Key Laboratory of Marine Genetics and Breeding, Ministry of Education, and Institute of Evolution & Marine Biodiversity, Ocean University of China, Qingdao 266003, China
Received date: September 12, 2017; Accepted date: September 13, 2017; Published date: September 22, 2017
Citation: Guo H (2017) In-vitro Cell Culture of Aquatic Invetebrates — Penaeus Shrimps. J Cell Dev Biol. Vol. 1 No. 1:3
In-vitro cultured animal cells have provided us a very powerful tool to study virology, molecular biology, cell biology, and immunology, etc. In contrast to mammalian, fish and insect where the development of a variety of cell lines has become routine, the establishment of cell lines from marine invertebrates has been encountered with big obstacles, and up to date, there is still no continuous cell line established from marine invertebrates.
Penaeus shrimp is a class of economically important aquaculture speices such as Litopenaeus vannamei, Penaeus monodon, Fennerropenaeus chinensis and Marsupenaeus japonicus. The frequent outbreaks of shrimp viral diseases have markedly limited the development of shrimp aquaculture in the world. Thus the development of continuous shrimp cell line is urgently needed because the in-vitro cultured shrimp cells can serve as useful and indispensable tool for the proliferation and characterization of shrimp viruses as well as production of effective diagnostic reagents and anti-virus vaccines.
Despite numerous attempts, no continuous shrimp cell line has yet been established due to the absence of active mitosis and failure to be immortalized in the in-vitro cultured shrimp cells. We have established an improved primary cell culture and subculture system as evidenced by rapid initiation of cell migration (2-3 h after seeding) and formation of 70%~80% confluent cell monolayer (within 16~24 h), and efficient detachment (>90%) and reattachment (50%-60%) with digestion solutions of HyQTase and ECDS, respectively. Recently, an embryonic cell culture system has been developed from the limb bud stage embryos of M. japonicas, which includes the effective disinfection and sterilization of shrimp embryos, rapid disaggregation of vialble embryonic cells and cell mass, and optimization of shrimp medium. The dissociated embryonic cells attached within 3 hours after seeding and differentiated into fibroblast and neuron like cells. Some of the fibroblast-like cells behave like cardiac muscle cells with rythmic beating. The embryonic cell monolayer can survive over 23 days and be subcultured only once due to the absence of active mitosis.

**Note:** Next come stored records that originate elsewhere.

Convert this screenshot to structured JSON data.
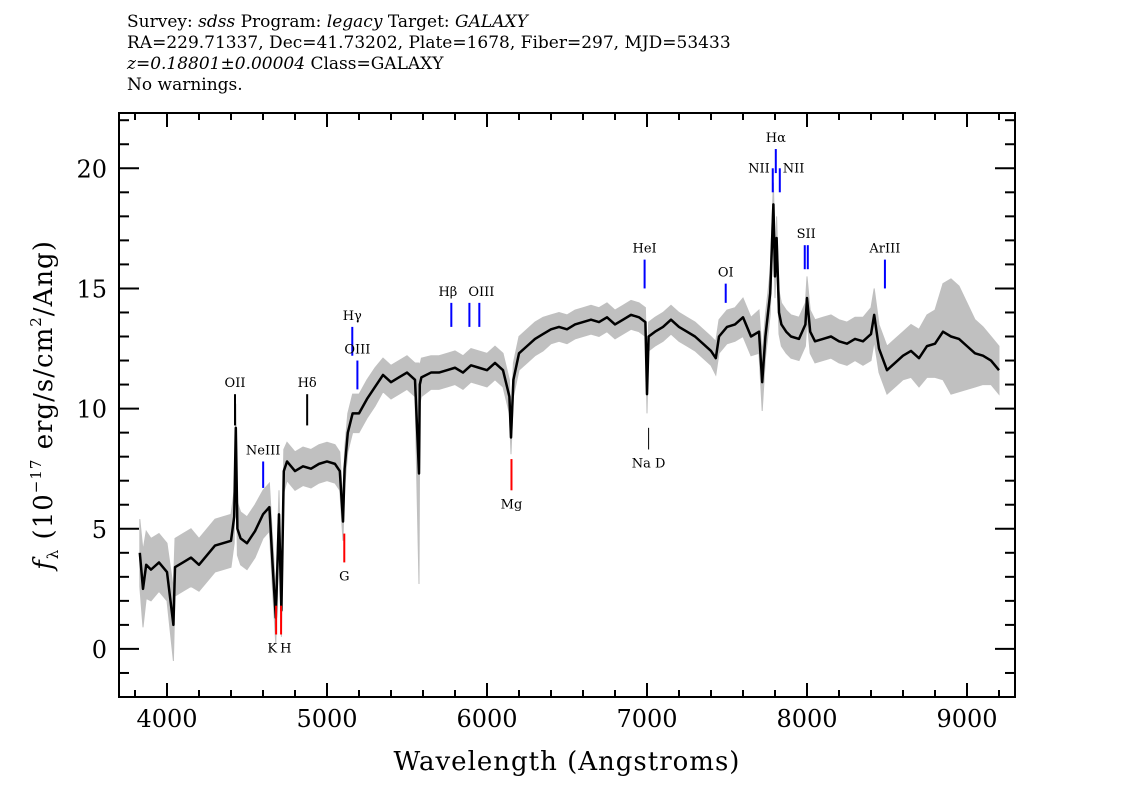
{
  "header": {
    "line1": {
      "survey_label": "Survey:",
      "survey": "sdss",
      "program_label": "Program:",
      "program": "legacy",
      "target_label": "Target:",
      "target": "GALAXY"
    },
    "line2": "RA=229.71337, Dec=41.73202, Plate=1678, Fiber=297, MJD=53433",
    "line3": {
      "z": "z=0.18801±0.00004",
      "class": "Class=GALAXY"
    },
    "line4": "No warnings."
  },
  "chart_data": {
    "type": "line",
    "xlabel": "Wavelength (Angstroms)",
    "ylabel": "f_λ (10^-17 erg/s/cm^2/Ang)",
    "ylabel_parts": {
      "f": "f",
      "sub": "λ",
      "pre": " (10",
      "sup1": "−17",
      "mid": " erg/s/cm",
      "sup2": "2",
      "post": "/Ang)"
    },
    "xlim": [
      3700,
      9300
    ],
    "ylim": [
      -2,
      22.3
    ],
    "xticks": [
      4000,
      5000,
      6000,
      7000,
      8000,
      9000
    ],
    "yticks": [
      0,
      5,
      10,
      15,
      20
    ],
    "colors": {
      "smoothed": "#000000",
      "raw": "#c0c0c0",
      "emission": "#0000ff",
      "absorption": "#ff0000",
      "sky": "#000000"
    },
    "series": {
      "x": [
        3830,
        3850,
        3870,
        3900,
        3950,
        4000,
        4040,
        4050,
        4100,
        4150,
        4200,
        4250,
        4300,
        4350,
        4400,
        4420,
        4430,
        4440,
        4460,
        4500,
        4550,
        4600,
        4640,
        4660,
        4680,
        4700,
        4715,
        4730,
        4750,
        4800,
        4850,
        4900,
        4950,
        5000,
        5050,
        5080,
        5100,
        5110,
        5130,
        5160,
        5200,
        5250,
        5300,
        5350,
        5400,
        5450,
        5500,
        5550,
        5575,
        5580,
        5590,
        5650,
        5700,
        5750,
        5800,
        5850,
        5900,
        5950,
        6000,
        6050,
        6100,
        6140,
        6150,
        6165,
        6200,
        6250,
        6300,
        6350,
        6400,
        6450,
        6500,
        6550,
        6600,
        6650,
        6700,
        6750,
        6800,
        6850,
        6900,
        6950,
        6990,
        7000,
        7010,
        7050,
        7100,
        7150,
        7200,
        7250,
        7300,
        7350,
        7400,
        7430,
        7450,
        7500,
        7550,
        7600,
        7650,
        7700,
        7720,
        7740,
        7770,
        7790,
        7800,
        7810,
        7825,
        7840,
        7870,
        7900,
        7950,
        7990,
        8000,
        8020,
        8050,
        8100,
        8150,
        8200,
        8250,
        8300,
        8350,
        8400,
        8420,
        8450,
        8500,
        8550,
        8600,
        8650,
        8700,
        8750,
        8800,
        8850,
        8900,
        8950,
        9000,
        9050,
        9100,
        9150,
        9200
      ],
      "flux": [
        4.0,
        2.5,
        3.5,
        3.3,
        3.6,
        3.2,
        1.0,
        3.4,
        3.6,
        3.8,
        3.5,
        3.9,
        4.3,
        4.4,
        4.5,
        5.5,
        9.2,
        5.0,
        4.6,
        4.4,
        4.9,
        5.6,
        5.9,
        3.5,
        1.3,
        5.6,
        1.6,
        7.4,
        7.8,
        7.4,
        7.6,
        7.5,
        7.7,
        7.8,
        7.7,
        7.4,
        5.3,
        7.5,
        9.0,
        9.8,
        9.8,
        10.4,
        10.9,
        11.4,
        11.1,
        11.3,
        11.5,
        11.2,
        7.3,
        11.0,
        11.3,
        11.5,
        11.5,
        11.6,
        11.7,
        11.5,
        11.8,
        11.7,
        11.6,
        11.9,
        11.6,
        10.5,
        8.8,
        11.2,
        12.3,
        12.6,
        12.9,
        13.1,
        13.3,
        13.4,
        13.3,
        13.5,
        13.6,
        13.7,
        13.6,
        13.8,
        13.5,
        13.7,
        13.9,
        13.8,
        13.6,
        10.6,
        13.0,
        13.2,
        13.4,
        13.7,
        13.4,
        13.2,
        13.0,
        12.7,
        12.4,
        12.1,
        13.0,
        13.4,
        13.5,
        13.8,
        13.0,
        13.2,
        11.1,
        13.0,
        14.8,
        18.5,
        15.5,
        17.1,
        14.0,
        13.5,
        13.2,
        13.0,
        12.9,
        13.5,
        14.6,
        13.2,
        12.8,
        12.9,
        13.0,
        12.8,
        12.7,
        12.9,
        12.8,
        13.1,
        13.9,
        12.5,
        11.6,
        11.9,
        12.2,
        12.4,
        12.1,
        12.6,
        12.7,
        13.2,
        13.0,
        12.9,
        12.6,
        12.3,
        12.2,
        12.0,
        11.6
      ],
      "raw_halfwidth": [
        1.4,
        1.6,
        1.4,
        1.3,
        1.2,
        1.2,
        1.5,
        1.2,
        1.2,
        1.2,
        1.1,
        1.1,
        1.1,
        1.1,
        1.1,
        1.1,
        1.0,
        1.1,
        1.1,
        1.1,
        1.1,
        1.0,
        1.0,
        1.1,
        1.1,
        1.0,
        1.1,
        0.9,
        0.8,
        0.8,
        0.8,
        0.8,
        0.8,
        0.8,
        0.8,
        0.8,
        0.8,
        0.8,
        0.8,
        0.8,
        0.8,
        0.8,
        0.8,
        0.7,
        0.7,
        0.7,
        0.7,
        0.7,
        4.6,
        0.8,
        0.8,
        0.7,
        0.7,
        0.7,
        0.7,
        0.7,
        0.7,
        0.7,
        0.7,
        0.7,
        0.7,
        0.7,
        0.7,
        0.7,
        0.7,
        0.7,
        0.7,
        0.7,
        0.6,
        0.6,
        0.6,
        0.6,
        0.6,
        0.6,
        0.6,
        0.6,
        0.6,
        0.6,
        0.6,
        0.6,
        0.6,
        0.8,
        0.6,
        0.6,
        0.6,
        0.6,
        0.6,
        0.6,
        0.6,
        0.6,
        0.6,
        0.7,
        0.7,
        0.7,
        0.7,
        0.8,
        0.8,
        0.9,
        1.2,
        0.9,
        0.9,
        0.9,
        0.9,
        0.9,
        0.9,
        0.9,
        0.9,
        0.9,
        0.9,
        0.9,
        0.9,
        0.9,
        0.9,
        0.9,
        0.9,
        0.9,
        0.9,
        0.9,
        1.0,
        1.1,
        1.1,
        1.0,
        1.0,
        1.0,
        1.0,
        1.1,
        1.2,
        1.3,
        1.4,
        2.0,
        2.4,
        2.2,
        1.8,
        1.4,
        1.2,
        1.0,
        1.0
      ]
    },
    "lines": [
      {
        "label": "OII",
        "wl": 4425,
        "kind": "emission_black",
        "y1": 10.6,
        "y2": 9.3
      },
      {
        "label": "NeIII",
        "wl": 4601,
        "kind": "emission",
        "y1": 7.8,
        "y2": 6.7
      },
      {
        "label": "Hδ",
        "wl": 4876,
        "kind": "emission_black",
        "y1": 10.6,
        "y2": 9.3
      },
      {
        "label": "Hγ",
        "wl": 5158,
        "kind": "emission",
        "y1": 13.4,
        "y2": 12.2
      },
      {
        "label": "OIII",
        "wl": 5190,
        "kind": "emission",
        "y1": 12.0,
        "y2": 10.8
      },
      {
        "label": "Hβ",
        "wl": 5777,
        "kind": "emission",
        "y1": 14.4,
        "y2": 13.4
      },
      {
        "label": "OIII",
        "wl": 5921,
        "kind": "emission_pair",
        "pair": [
          5890,
          5952
        ],
        "y1": 14.4,
        "y2": 13.4
      },
      {
        "label": "HeI",
        "wl": 6985,
        "kind": "emission",
        "y1": 16.2,
        "y2": 15.0
      },
      {
        "label": "OI",
        "wl": 7492,
        "kind": "emission",
        "y1": 15.2,
        "y2": 14.4
      },
      {
        "label": "NII",
        "wl": 7786,
        "kind": "emission",
        "y1": 20.0,
        "y2": 19.0,
        "anchor": "end"
      },
      {
        "label": "Hα",
        "wl": 7805,
        "kind": "emission",
        "y1": 20.8,
        "y2": 19.8
      },
      {
        "label": "NII",
        "wl": 7830,
        "kind": "emission",
        "y1": 20.0,
        "y2": 19.0,
        "anchor": "start"
      },
      {
        "label": "SII",
        "wl": 7995,
        "kind": "emission_pair",
        "pair": [
          7986,
          8005
        ],
        "y1": 16.8,
        "y2": 15.8
      },
      {
        "label": "ArIII",
        "wl": 8487,
        "kind": "emission",
        "y1": 16.2,
        "y2": 15.0
      },
      {
        "label": "K",
        "wl": 4682,
        "kind": "absorption",
        "y1": 1.8,
        "y2": 0.6
      },
      {
        "label": "H",
        "wl": 4713,
        "kind": "absorption",
        "y1": 1.8,
        "y2": 0.6
      },
      {
        "label": "G",
        "wl": 5108,
        "kind": "absorption",
        "y1": 4.8,
        "y2": 3.6
      },
      {
        "label": "Mg",
        "wl": 6153,
        "kind": "absorption",
        "y1": 7.9,
        "y2": 6.6
      },
      {
        "label": "Na D",
        "wl": 7010,
        "kind": "absorption_gray",
        "y1": 9.2,
        "y2": 8.3
      }
    ]
  }
}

During our attempts on the primary cell culture of Oka organ, haemolymph and early embryos, it was found that all the isolated shrimp cells stop dividing rapidly once in-vitro cultured. To initiate the mitosis of the in-vitro cultured shrimp cells, much works has been tried in our laboratory but still failed. For example, foreign expression plasmids could be successfully delivered into the cytoplasm of shrimp cells but the nuclear entry efficiency for the plasmid DNA was extremely low in the mitosis-arrest shrimp cells by liposome-mediated gene transfer method, resulting in the failure of over-expression of foreign genes, even shrimp-source promoter of translationally controlled tumor protein (TCTP) and shrimp virus source promoter of immediate early gene (ie1) of shrimp White Spot Syndrome Virus (WSSV) are used. And also, we improved the commercial pantropic retrovirus-mediated gene transfer system by including the envelope proteins of VP19 and VP28 from shrimp WSSV virus, but the infection efficiency to mitosis-arrest shrimp cells was still unsatisfactory. Now we find that the lentivirus-mediated gene transfer system may have higher infection efficiency than liposome- and retrovirusmediated methods in shrimp cells.
In a word, future success in the initiation of mitosis in the in-vitro cultured shrimp cells is the finishing step to the establishment of continuous shrimp cell line.